Although most of the land with suitable farming conditions has been occupied, more land that is convenient for farming has been discovered in the southern parts of Alberta, Saskatchewan and Manitoba, recently. Owning farming land has many advantages, such as, self-employment and control over business choices. Some fear the risk of their crops not growing due to unsuitable surroundings, but the Interior Plains offers some of the most convenient conditions for agricultural industries.
For agriculture growth, the climate plays a big role as there needs to be warm summers and enough rainfall for crops to grow. The climate in the Plains is very diverse. The weather towards the north is significantly different than the weather towards the south. In the northern parts of the Interior Plains the winters are long and cold. The summers are short and cool. However, in the southern part where most of the farming happens, the winters are cold and summers are long and hot. The hot summers are good for farming because for crops to grow there needs to be a lot of sunlight. The Interior Plains are further away from oceans so they receive less precipitation compared to provinces closer to water. For instance, Vancouver, which is close to the ocean, receives 57.3 inches (1457 mm) of rainfall yearly, whereas, Calgary gets about 16.5 inches (419 mm). Due to the lack of precipitation in the Plains it can have a negative impact on crops. To make up for this the Interior Plains have an aquifer system which provides water.

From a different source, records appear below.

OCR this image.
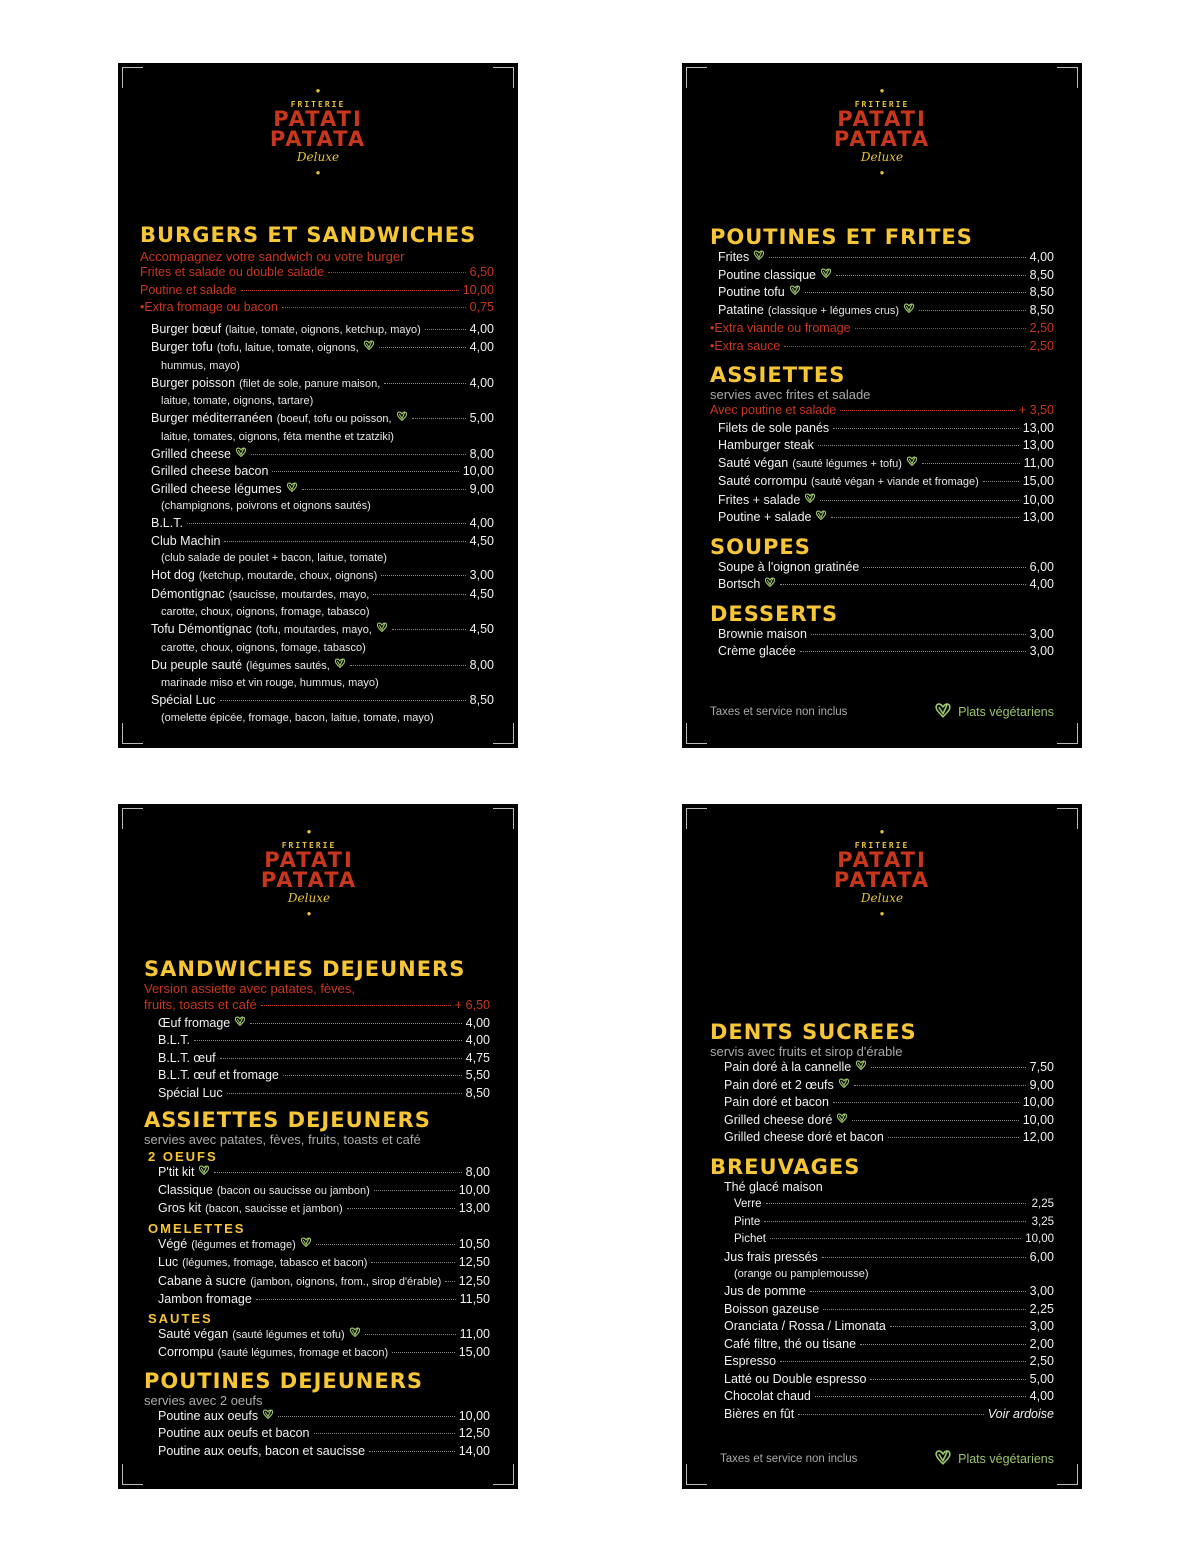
●
FRITERIE
PATATI
PATATA
Deluxe
●
BURGERS ET SANDWICHES
Accompagnez votre sandwich ou votre burger
Frites et salade ou double salade	6,50
Poutine et salade	10,00
•Extra fromage ou bacon	0,75
Burger bœuf (laitue, tomate, oignons, ketchup, mayo)	4,00
Burger tofu (tofu, laitue, tomate, oignons,	4,00
hummus, mayo)
Burger poisson (filet de sole, panure maison,	4,00
laitue, tomate, oignons, tartare)
Burger méditerranéen (boeuf, tofu ou poisson,	5,00
laitue, tomates, oignons, féta menthe et tzatziki)
Grilled cheese	8,00
Grilled cheese bacon	10,00
Grilled cheese légumes	9,00
(champignons, poivrons et oignons sautés)
B.L.T.	4,00
Club Machin	4,50
(club salade de poulet + bacon, laitue, tomate)
Hot dog (ketchup, moutarde, choux, oignons)	3,00
Démontignac (saucisse, moutardes, mayo,	4,50
carotte, choux, oignons, fromage, tabasco)
Tofu Démontignac (tofu, moutardes, mayo,	4,50
carotte, choux, oignons, fomage, tabasco)
Du peuple sauté (légumes sautés,	8,00
marinade miso et vin rouge, hummus, mayo)
Spécial Luc	8,50
(omelette épicée, fromage, bacon, laitue, tomate, mayo)
●
FRITERIE
PATATI
PATATA
Deluxe
●
POUTINES ET FRITES
Frites	4,00
Poutine classique	8,50
Poutine tofu	8,50
Patatine (classique + légumes crus)	8,50
•Extra viande ou fromage	2,50
•Extra sauce	2,50
ASSIETTES
servies avec frites et salade
Avec poutine et salade	+ 3,50
Filets de sole panés	13,00
Hamburger steak	13,00
Sauté végan (sauté légumes + tofu)	11,00
Sauté corrompu (sauté végan + viande et fromage)	15,00
Frites + salade	10,00
Poutine + salade	13,00
SOUPES
Soupe à l'oignon gratinée	6,00
Bortsch	4,00
DESSERTS
Brownie maison	3,00
Crème glacée	3,00
Taxes et service non inclus	Plats végétariens
●
FRITERIE
PATATI
PATATA
Deluxe
●
SANDWICHES DEJEUNERS
Version assiette avec patates, fèves,
fruits, toasts et café	+ 6,50
Œuf fromage	4,00
B.L.T.	4,00
B.L.T. œuf	4,75
B.L.T. œuf et fromage	5,50
Spécial Luc	8,50
ASSIETTES DEJEUNERS
servies avec patates, fèves, fruits, toasts et café
2 OEUFS
P'tit kit	8,00
Classique (bacon ou saucisse ou jambon)	10,00
Gros kit (bacon, saucisse et jambon)	13,00
OMELETTES
Végé (légumes et fromage)	10,50
Luc (légumes, fromage, tabasco et bacon)	12,50
Cabane à sucre (jambon, oignons, from., sirop d'érable) 12,50
Jambon fromage	11,50
SAUTES
Sauté végan (sauté légumes et tofu)	11,00
Corrompu (sauté légumes, fromage et bacon)	15,00
POUTINES DEJEUNERS
servies avec 2 oeufs
Poutine aux oeufs	10,00
Poutine aux oeufs et bacon	12,50
Poutine aux oeufs, bacon et saucisse	14,00
●
FRITERIE
PATATI
PATATA
Deluxe
●
DENTS SUCREES
servis avec fruits et sirop d'érable
Pain doré à la cannelle	7,50
Pain doré et 2 œufs	9,00
Pain doré et bacon	10,00
Grilled cheese doré	10,00
Grilled cheese doré et bacon	12,00
BREUVAGES
Thé glacé maison
Verre	2,25
Pinte	3,25
Pichet	10,00
Jus frais pressés	6,00
(orange ou pamplemousse)
Jus de pomme	3,00
Boisson gazeuse	2,25
Oranciata / Rossa / Limonata	3,00
Café filtre, thé ou tisane	2,00
Espresso	2,50
Latté ou Double espresso	5,00
Chocolat chaud	4,00
Bières en fût	Voir ardoise
Taxes et service non inclus	Plats végétariens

In these three graphs we can see that each province does not experience harsh winters and has hot summers. The graphs also portray the amount of precipitation each province gets on average. By looking at these graphs we can notice that the highest amount of precipitation ranges from 70-90 mm, mainly during the months of June and July. The amount of precipitation in winter and fall ranges from 15-20 mm which is very low.

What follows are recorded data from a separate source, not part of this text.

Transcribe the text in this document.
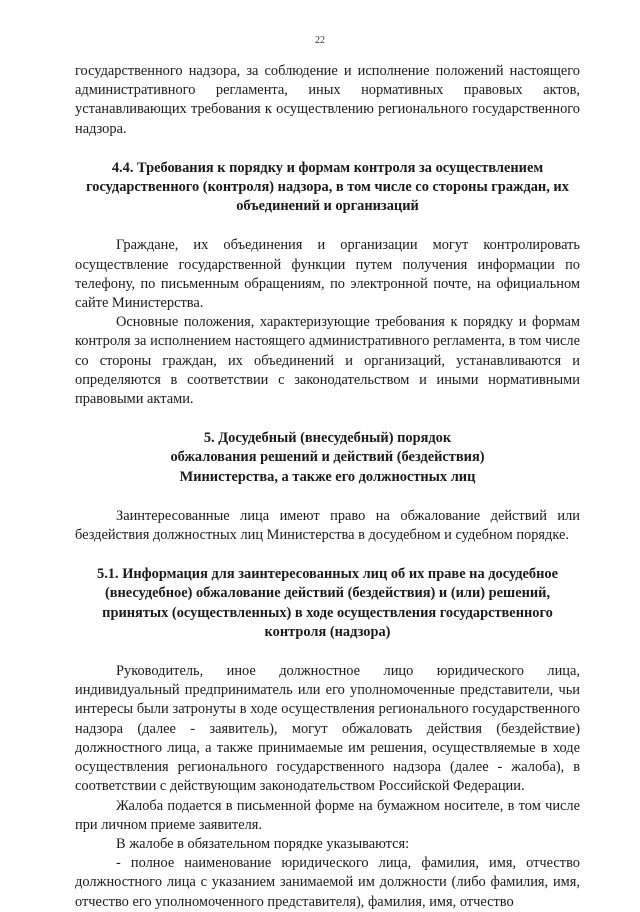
22

государственного надзора, за соблюдение и исполнение положений настоящего административного регламента, иных нормативных правовых актов, устанавливающих требования к осуществлению регионального государственного надзора.

4.4. Требования к порядку и формам контроля за осуществлением государственного (контроля) надзора, в том числе со стороны граждан, их объединений и организаций

Граждане, их объединения и организации могут контролировать осуществление государственной функции путем получения информации по телефону, по письменным обращениям, по электронной почте, на официальном сайте Министерства.

Основные положения, характеризующие требования к порядку и формам контроля за исполнением настоящего административного регламента, в том числе со стороны граждан, их объединений и организаций, устанавливаются и определяются в соответствии с законодательством и иными нормативными правовыми актами.

5. Досудебный (внесудебный) порядок обжалования решений и действий (бездействия) Министерства, а также его должностных лиц

Заинтересованные лица имеют право на обжалование действий или бездействия должностных лиц Министерства в досудебном и судебном порядке.

5.1. Информация для заинтересованных лиц об их праве на досудебное (внесудебное) обжалование действий (бездействия) и (или) решений, принятых (осуществленных) в ходе осуществления государственного контроля (надзора)

Руководитель, иное должностное лицо юридического лица, индивидуальный предприниматель или его уполномоченные представители, чьи интересы были затронуты в ходе осуществления регионального государственного надзора (далее - заявитель), могут обжаловать действия (бездействие) должностного лица, а также принимаемые им решения, осуществляемые в ходе осуществления регионального государственного надзора (далее - жалоба), в соответствии с действующим законодательством Российской Федерации.

Жалоба подается в письменной форме на бумажном носителе, в том числе при личном приеме заявителя.

В жалобе в обязательном порядке указываются:

- полное наименование юридического лица, фамилия, имя, отчество должностного лица с указанием занимаемой им должности (либо фамилия, имя, отчество его уполномоченного представителя), фамилия, имя, отчество
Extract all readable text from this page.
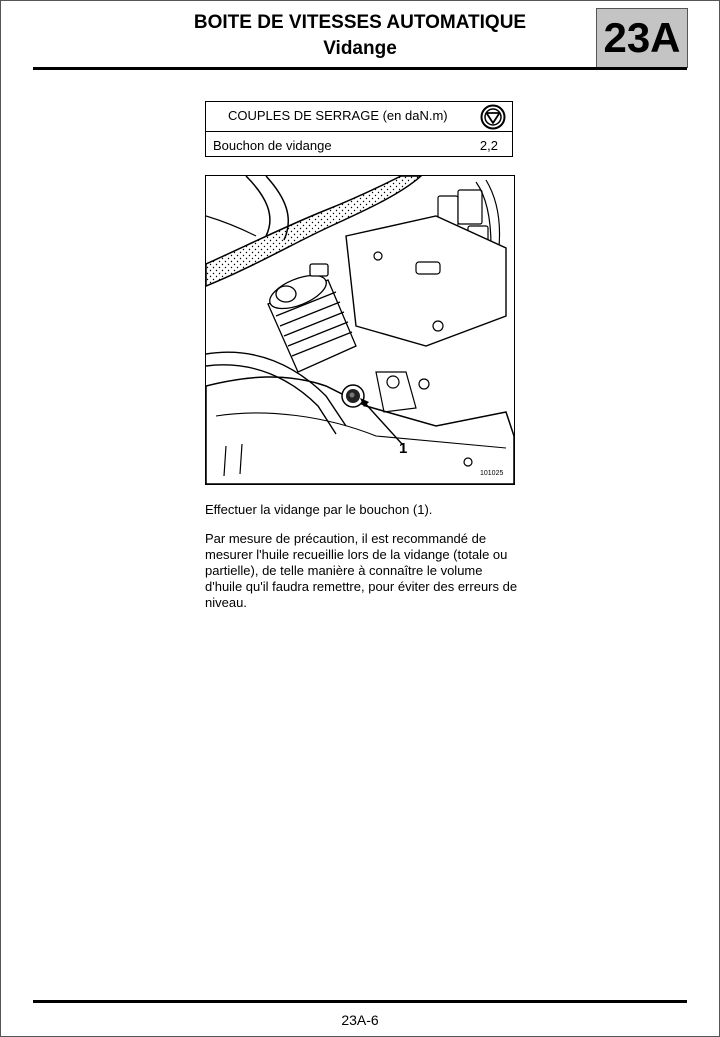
BOITE DE VITESSES AUTOMATIQUE
Vidange	23A
COUPLES DE SERRAGE (en daN.m)
Bouchon de vidange	2,2
1
101025
Effectuer la vidange par le bouchon (1).
Par mesure de précaution, il est recommandé de mesurer l'huile recueillie lors de la vidange (totale ou partielle), de telle manière à connaître le volume d'huile qu'il faudra remettre, pour éviter des erreurs de niveau.
23A-6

Towards the northern part of the Interior Plains it is flat and treeless. It is covered in dwarf shrubs, sedges and herbs. This area is not suitable for farming as the subsoil is permanently frozen. The northern parts of the Plains contains many coniferous and evergreen trees. These trees don't shed many needles, therefore, the layer that contains the humus is very little. The southern part of the Interior Plains is covered mainly in different types of grass which can sometimes grow very tall. Most of the grasses that grow there consist of Porcupine, Bluestem and June. Several different crops are grown in this region, such as, wheat, barely, flax, oats, canola, mustard, potatoes, corn and sugar beets.

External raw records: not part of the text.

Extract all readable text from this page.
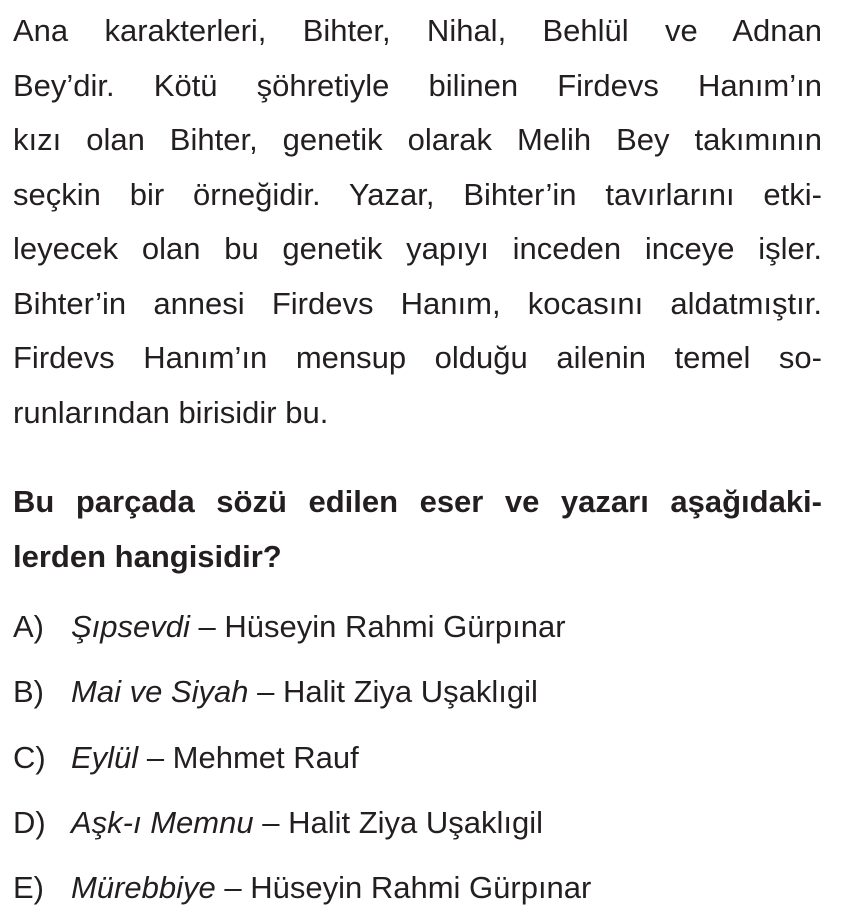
Ana karakterleri, Bihter, Nihal, Behlül ve Adnan
Bey’dir. Kötü şöhretiyle bilinen Firdevs Hanım’ın
kızı olan Bihter, genetik olarak Melih Bey takımının
seçkin bir örneğidir. Yazar, Bihter’in tavırlarını etki-
leyecek olan bu genetik yapıyı inceden inceye işler.
Bihter’in annesi Firdevs Hanım, kocasını aldatmıştır.
Firdevs Hanım’ın mensup olduğu ailenin temel so-
runlarından birisidir bu.

Bu parçada sözü edilen eser ve yazarı aşağıdaki-
lerden hangisidir?

A) Şıpsevdi – Hüseyin Rahmi Gürpınar
B) Mai ve Siyah – Halit Ziya Uşaklıgil
C) Eylül – Mehmet Rauf
D) Aşk-ı Memnu – Halit Ziya Uşaklıgil
E) Mürebbiye – Hüseyin Rahmi Gürpınar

Farming requires great quality of soil which the Interior Plains offers. The region's fertile soil was formed due to glaciation. When the glaciers melted it formed a large lake. The lake caused the water to rise, thus, the water drained to the ocean. The bottom of the lake was plastered in sediments and the former lake developed into a flat land. Soil had developed over the sediments and was rich. Due to the glaciation, fertile soil was formed, which has made the Interior Plains a great region for farming.
The Interior Plains mainly contains sedimentary rocks. These sedimentary rocks were formed millions of years ago. A long time ago the Plains were covered in shallow seas in which sediments from the Canadian Shield and Rocky Mountains were deposited. Over a long period these sediments gradually built up and then compacted together to form sedimentary rocks. These sedimentary rocks are beneficial to the agriculture industry since they have provided fertile soils.
The Interior Plains may face many changes in its climate over the years, some that may positively and negatively affect the farming industry. The weather in the Plains has been gradually warming up. In the past 30 years, the northern parts have seen the weather rise during the winter. The weather has been expected to continue rising, specifically for the southern parts of the Interior Plains. Moreover, the risk for heat extremes and droughts will increase due to the warmer climate, which may affect the appropriateness of crops such as, wheat, barely and corn. Northern areas may receive more precipitation, whereas, southern areas may receive fewer rainfall. This has both a positive and negative impact because the northern parts of the Plains may have suitable conditions for farming in the future, but the southern parts may not.
Impact On Agriculture
- Decreases in organic carbon in soil
- Decreases in moisture of soil and water availability
- Growth of weeds due to high temperatures and lack of precipitation
- More farming in northern parts of the Plains
In this video, farmers discuss the agriculture industry in Alberta. They share the types of variety of crops grown there, and how farming is beneficial to the economy and themselves. The video states that Alberta, alone, exports $8 billion in agricultural products, which shows how successful the farming industry is in the the Interior Plains. They also share how the products grown come from a clean and reliable environment. In this video we can see how countries such as, China and Japan rely heavily on crops grown in the Plains. We also see how Canada's agriculture industry continues to grow
Risk Of Natural Disasters
The Plains don't experience many natural disasters, but there have been many occurrences of droughts. These droughts occur due to the lack of precipitation which causes drier climate. Southern parts of Alberta, Saskatchewan and to some extent southern Manitoba are the most prone to droughts. The amount of droughts in this region may not reduce as the temperatures will continue to rise and the precipitation levels may be even lower in the future. This causes a risk to the agriculture industry as droughts lead to soil erosion and plants need precipitation to survive. If the droughts continue to happen it could put the farming industry at risk.
In this picture we can see that Alberta and Saskatchewan are the main provinces in which droughts occur due to lower levels of precipitation compared to the rest of the provinces.
Although, the Interior Plains are not perfect it still remains an ideal region for farming. Even though there is not a lot of rainfall, the region does have an aquifer system to provide water for crops. The Plains have long warm summers and fertile soil. Therefore, the Interior Plains does have suitable conditions for farming and will not disappoint.